What has happened to turn XSS from amusing interweb trickery into a valuable attack vector? In short, the web has changed, but unfortunately security is lagging behind. In general, I see the following four factors that deserve credit:
1.) Prevention [should be] the best Medicine - We've known about the dangers of XSS for at least a decade now, and yet it remains the most prevalent web application vulnerability out there. Efforts to educate developers has produced limited results, not in my opinion because developers don't care, but because the population of web developers is growing at a tremendous pace, thanks to point 'n click development environments. We've empowered millions with the tools to develop web applications but we've also made it far to easy to produce an insecure application.
2.) The Ubiquity of JavaScript - We used to tell users to avoid XSS by avoiding JavaScript. That was a reasonable statement in 2001 but good luck surfing the web today without a JavaScript enabled browser. You'd be better off using a text based browser such as lynx. With the advent of AJAX enabled sites and the demand for increasingly interactive, user-friendly web content, you'd be hard pressed to find a JavaScript free site that is actually used by anyone.
3.) The Power of Social Networking - Web based worms such as the Twitter worm have one inherent limitation - they live within the ecosystem where they were created. While this would be significant for a seldom used web application, with social networking sites measuring active users in the hundreds of millions this is hardly a limitation at all.
4.) Sky's the limit - While we tend to think of XSS as a way to steal session credentials, such attacks are limited only be the creativity of the researchers/attackers that pursue them. Anton Rager developed XSS-Proxy as a means to remotely control XSS attacks. Billy Hoffman turned a browser into a vulnerability scanner via XSS. Jeremiah Grossman demonstrated gaining insight into someone's browser history and at Black Hat DC this year, I talked about how XSS can be used to conduct client-side SQL injection. The list goes on and on...

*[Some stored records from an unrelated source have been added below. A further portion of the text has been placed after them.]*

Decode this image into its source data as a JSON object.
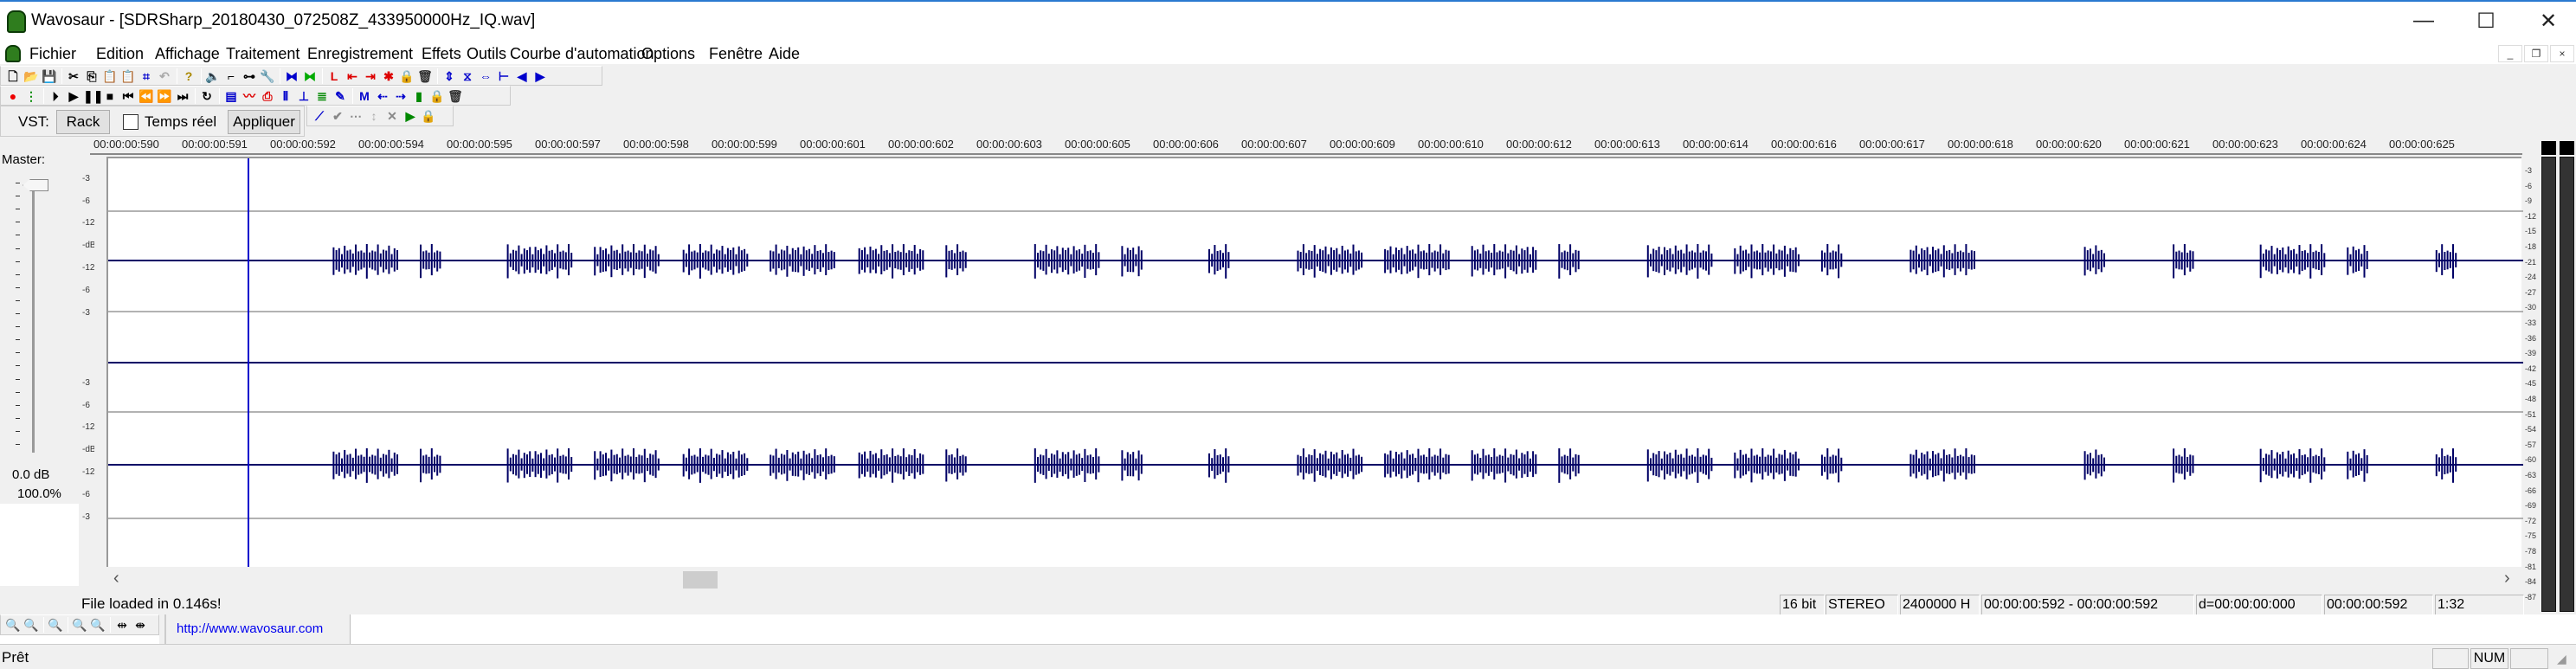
{
  "window": {
    "title": "Wavosaur - [SDRSharp_20180430_072508Z_433950000Hz_IQ.wav]",
    "minimize": "—",
    "maximize": "☐",
    "close": "✕"
  },
  "menu": [
    "Fichier",
    "Edition",
    "Affichage",
    "Traitement",
    "Enregistrement",
    "Effets",
    "Outils",
    "Courbe d'automation",
    "Options",
    "Fenêtre",
    "Aide"
  ],
  "mdi": {
    "minimize": "_",
    "restore": "❐",
    "close": "×"
  },
  "toolbar1": [
    "new-file",
    "open-file",
    "save",
    "|",
    "cut",
    "copy",
    "paste",
    "paste-mix",
    "crop",
    "undo",
    "|",
    "help",
    "|",
    "speaker",
    "marker-link",
    "marker-split",
    "wrench",
    "|",
    "wave-select",
    "wave-normalize",
    "|",
    "loop-marker",
    "go-left-red",
    "go-right-red",
    "delete-markers",
    "lock",
    "trash",
    "|",
    "fit-view",
    "zoom-wave",
    "expand",
    "select-range",
    "prev-blue",
    "next-blue"
  ],
  "toolbar2": [
    "record",
    "vu-meter",
    "|",
    "play-from",
    "play",
    "pause",
    "stop",
    "go-start",
    "rewind",
    "fast-forward",
    "go-end",
    "|",
    "loop",
    "|",
    "batch",
    "spectrum",
    "pdf",
    "waveform-split",
    "envelope",
    "bpm",
    "pencil",
    "|",
    "marker-m",
    "marker-left",
    "marker-right",
    "marker-select",
    "lock",
    "trash"
  ],
  "toolbar3": {
    "vst_label": "VST:",
    "rack": "Rack",
    "realtime": "Temps réel",
    "realtime_checked": false,
    "apply": "Appliquer",
    "auto_icons": [
      "curve",
      "check",
      "dots",
      "updown",
      "delete",
      "play-box",
      "lock"
    ]
  },
  "ruler": [
    "00:00:00:590",
    "00:00:00:591",
    "00:00:00:592",
    "00:00:00:594",
    "00:00:00:595",
    "00:00:00:597",
    "00:00:00:598",
    "00:00:00:599",
    "00:00:00:601",
    "00:00:00:602",
    "00:00:00:603",
    "00:00:00:605",
    "00:00:00:606",
    "00:00:00:607",
    "00:00:00:609",
    "00:00:00:610",
    "00:00:00:612",
    "00:00:00:613",
    "00:00:00:614",
    "00:00:00:616",
    "00:00:00:617",
    "00:00:00:618",
    "00:00:00:620",
    "00:00:00:621",
    "00:00:00:623",
    "00:00:00:624",
    "00:00:00:625"
  ],
  "master": {
    "label": "Master:",
    "db": "0.0 dB",
    "percent": "100.0%",
    "level_db": 0
  },
  "channel_scale": [
    "-3",
    "-6",
    "-12",
    "-dB",
    "-12",
    "-6",
    "-3"
  ],
  "db_scale": [
    "-3",
    "-6",
    "-9",
    "-12",
    "-15",
    "-18",
    "-21",
    "-24",
    "-27",
    "-30",
    "-33",
    "-36",
    "-39",
    "-42",
    "-45",
    "-48",
    "-51",
    "-54",
    "-57",
    "-60",
    "-63",
    "-66",
    "-69",
    "-72",
    "-75",
    "-78",
    "-81",
    "-84",
    "-87"
  ],
  "colors": {
    "waveform": "#000066",
    "cursor": "#0000cc",
    "meter": "#333333",
    "link": "#0000ee"
  },
  "status": {
    "message": "File loaded in 0.146s!",
    "bits": "16 bit",
    "channels": "STEREO",
    "rate": "2400000 H",
    "selection": "00:00:00:592 - 00:00:00:592",
    "duration": "d=00:00:00:000",
    "position": "00:00:00:592",
    "zoom": "1:32"
  },
  "link": "http://www.wavosaur.com",
  "statusbar": {
    "ready": "Prêt",
    "num": "NUM"
  }
}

The Twitter and MySpace worms were largely benign. When traditional worms began spreading, they were largely benign as well, a proof of concept to prove that something could be done. Once that hurdle had been overcome, criminals moved in to profit and I don't expect the outcome to be any different this time around either.
We've set the bar far too low for attackers. Well known vulnerabilities such as XSS remain far too prevalent, despite having been around for years. It's encouraging to see Microsoft stepping into the fray by adding XSS prevention to Internet Explorer 8 and I hope that other browser vendors will do the same. While the root cause lies with web app developers, it is clear that focusing on developers alone will not fix the problem. The interconnected nature of the web requires that all players pitch in to reduce risk to end users.